In Weimar befindet sich der musikalische Hafen im Gaswerk. Das Gaswerk, die Design- und Projektwerkstatt in der Schwanseestraße, ist ein Paradebeispiel eines soziokulturellen Zentrums in Thüringen. Seit seiner Gründung 1998 vereint es soziale und kulturelle Aspekte auf vielfältigste Art und Weise. Das Jahresprojekt Salon Pink beispielsweise knüpft an die Salonkultur des 18. und 19. Jahrhunderts um den Jenaer Salon an und bietet jungen Talenten eine Bühne, auf der sie lesen, musizieren und performen können. Die Projektleiterin Canan Yilmaz will „bestehende Dinge aufgreifen und in seiner Zeit weiter bearbeiten“. Ihr geht es um den Mix aus festen und spontanen Programmpunkten. Sie will „offen bleiben für Spontanes“ – das zeigt sich auch bei den monatlichen Terminen des Salons. Unter dem Titel „Zuhören, Wundern, Selbst Erzählen“ lädt der Salon Pink zum ”Bühnenbild ohne Stück” ein. Da treffen beispielsweise Texte des Berliner Design-Kollektivs Schroeter und Berger auf musikalische Spuren von Le Schnigg von den Pentatones.

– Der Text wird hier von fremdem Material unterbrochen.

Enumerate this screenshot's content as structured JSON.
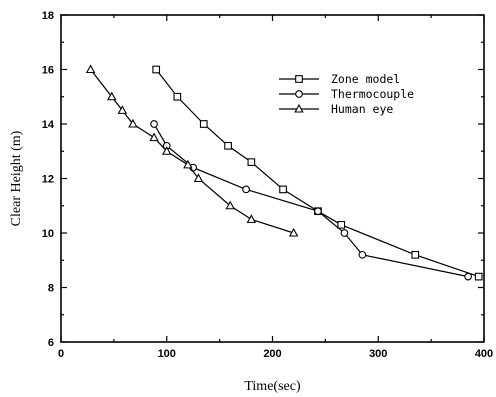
{
  "chart_data": {
    "type": "line",
    "xlabel": "Time(sec)",
    "ylabel": "Clear Height (m)",
    "xlim": [
      0,
      400
    ],
    "ylim": [
      6,
      18
    ],
    "xticks": [
      0,
      100,
      200,
      300,
      400
    ],
    "yticks": [
      6,
      8,
      10,
      12,
      14,
      16,
      18
    ],
    "grid": false,
    "legend_position": "top-right",
    "series": [
      {
        "name": "Zone model",
        "marker": "square",
        "x": [
          90,
          110,
          135,
          158,
          180,
          210,
          243,
          265,
          335,
          395
        ],
        "y": [
          16.0,
          15.0,
          14.0,
          13.2,
          12.6,
          11.6,
          10.8,
          10.3,
          9.2,
          8.4
        ]
      },
      {
        "name": "Thermocouple",
        "marker": "circle",
        "x": [
          88,
          100,
          125,
          175,
          243,
          268,
          285,
          385
        ],
        "y": [
          14.0,
          13.2,
          12.4,
          11.6,
          10.8,
          10.0,
          9.2,
          8.4
        ]
      },
      {
        "name": "Human eye",
        "marker": "triangle",
        "x": [
          28,
          48,
          58,
          68,
          88,
          100,
          120,
          130,
          160,
          180,
          220
        ],
        "y": [
          16.0,
          15.0,
          14.5,
          14.0,
          13.5,
          13.0,
          12.5,
          12.0,
          11.0,
          10.5,
          10.0
        ]
      }
    ]
  }
}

Beide laden das Publikum zu eigener künstlerischer Tätigkeit auf den offenen Bühnen ein. So werden die Grenzen zwischen Produzent und Konsument und die zwischen den Künsten durchlässig. Eingebettet in eine Ausstellung aus Malerei, Grafik, Fotografie und Medienkunst spürt man den Atem der Caroline Schelling, Salonière des frühromantischen Jenaer Salons.

So gesehen ist ganz Thüringen ein Salon, wo mehr Freunde als Kollegen miteinander arbeiten, Klubs und Labels betreiben, Festivals und Konzerte organisieren, selbst Musik machen oder dem musikalischen Nachwuchs eine Bühne bieten. Salon Thüringen – Die Musikfabrik!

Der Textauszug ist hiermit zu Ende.